To me each evening looked far more
Like the departure from a silent, yet a crowded, shore
Of a ship whose freight was everything, leaving behind
Gracefully, finally, without farewells, marooned mankind.

Red dawn behind a hedgerow in the east
Never, for me, resembled in the least
A chilblain on a cocktail-shaker’s nose;
Waterfalls don’t remind me of torn underclothes,
Nor glaciers of tin-cans. I’ve never known
The moon look like a hump-backed crone–
Rather, a prodigy, even now
Not naturalized, a riddle glaring from the Cyclops’ brow
Of the cold world, reminding me on what a place
I crawl and cling, a planet with no bulwarks, out in space.

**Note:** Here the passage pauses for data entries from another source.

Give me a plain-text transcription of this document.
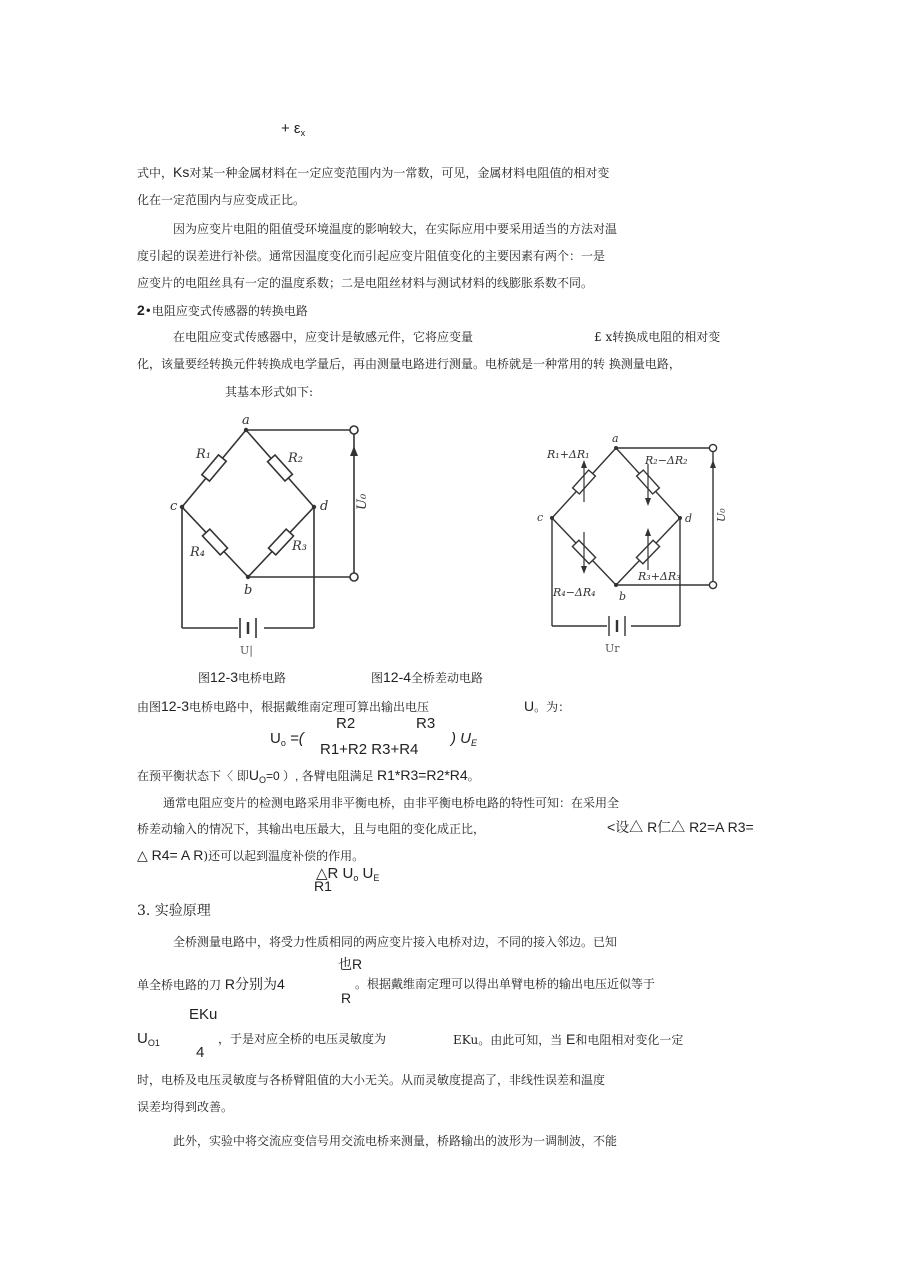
+ $\varepsilon_x$
式中，Ks对某一种金属材料在一定应变范围内为一常数，可见，金属材料电阻值的相对变
化在一定范围内与应变成正比。
因为应变片电阻的阻值受环境温度的影响较大，在实际应用中要采用适当的方法对温
度引起的误差进行补偿。通常因温度变化而引起应变片阻值变化的主要因素有两个：一是
应变片的电阻丝具有一定的温度系数；二是电阻丝材料与测试材料的线膨胀系数不同。
2•电阻应变式传感器的转换电路
在电阻应变式传感器中，应变计是敏感元件，它将应变量	£ x转换成电阻的相对变
化，该量要经转换元件转换成电学量后，再由测量电路进行测量。电桥就是一种常用的转 换测量电路，
其基本形式如下:
a
b
c	d
R₁	R₂
R₃
R₄
U₀
U|
a
b
c	d
R₁+ΔR₁	R₂−ΔR₂
R₃+ΔR₃
R₄−ΔR₄
U₀
Ur
图12-3电桥电路	图12-4全桥差动电路
由图12-3电桥电路中，根据戴维南定理可算出输出电压	U。为：
R2	R3
$U_o$ =(	) $U_E$
R1+R2 R3+R4
在预平衡状态下〈 即$U_O=0$ ）, 各臂电阻满足 R1*R3=R2*R4。
通常电阻应变片的检测电路采用非平衡电桥，由非平衡电桥电路的特性可知：在采用全
桥差动输入的情况下，其输出电压最大，且与电阻的变化成正比，	<设△ R仁△ R2=A R3=
△ R4= A R)还可以起到温度补偿的作用。
△R $U_o$ $U_E$
R1
3. 实验原理
全桥测量电路中，将受力性质相同的两应变片接入电桥对边，不同的接入邻边。已知
也R
单全桥电路的刀 R分别为4
R
。根据戴维南定理可以得出单臂电桥的输出电压近似等于
EKu
$U_{O1}$	，于是对应全桥的电压灵敏度为	EKu。由此可知，当 E和电阻相对变化一定
4
时，电桥及电压灵敏度与各桥臂阻值的大小无关。从而灵敏度提高了，非线性误差和温度
误差均得到改善。
此外，实验中将交流应变信号用交流电桥来测量，桥路输出的波形为一调制波，不能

Never the white sun of the wintriest day
Struck me as un crachat d’estaminet.
I’m like that odd man Wordsworth knew, to whom
A primrose was a yellow primrose, one whose doom
Keeps him forever in the list of dunces,
Compelled to live on stock responses,
Making the poor best that I can
Of dull things . . . peacocks, honey, the Great Wall, Aldebaran,
Silver weirs, new-cut grass, wave on the beach, hard gem,
The shapes of horse and woman, Athens, Troy, Jerusalem.

Comments

  1. Fabio P. Barbieri says

    Why is my verse so barren of new pride,
    So far from variation or quick change?
    Why with the time do I not glance aside
    To new-found methods, and to compounds strange?
    Why write I still all one, ever the same,
    And keep invention in a noted weed,
    That every word doth almost tell my name,
    Showing their birth, and where they did proceed?
    O! know sweet love I always write of you,
    And you and love are still my argument;
    So all my best is dressing old words new,
    Spending again what is already spent:
    For as the sun is daily new and old,
    So is my love still telling what is told.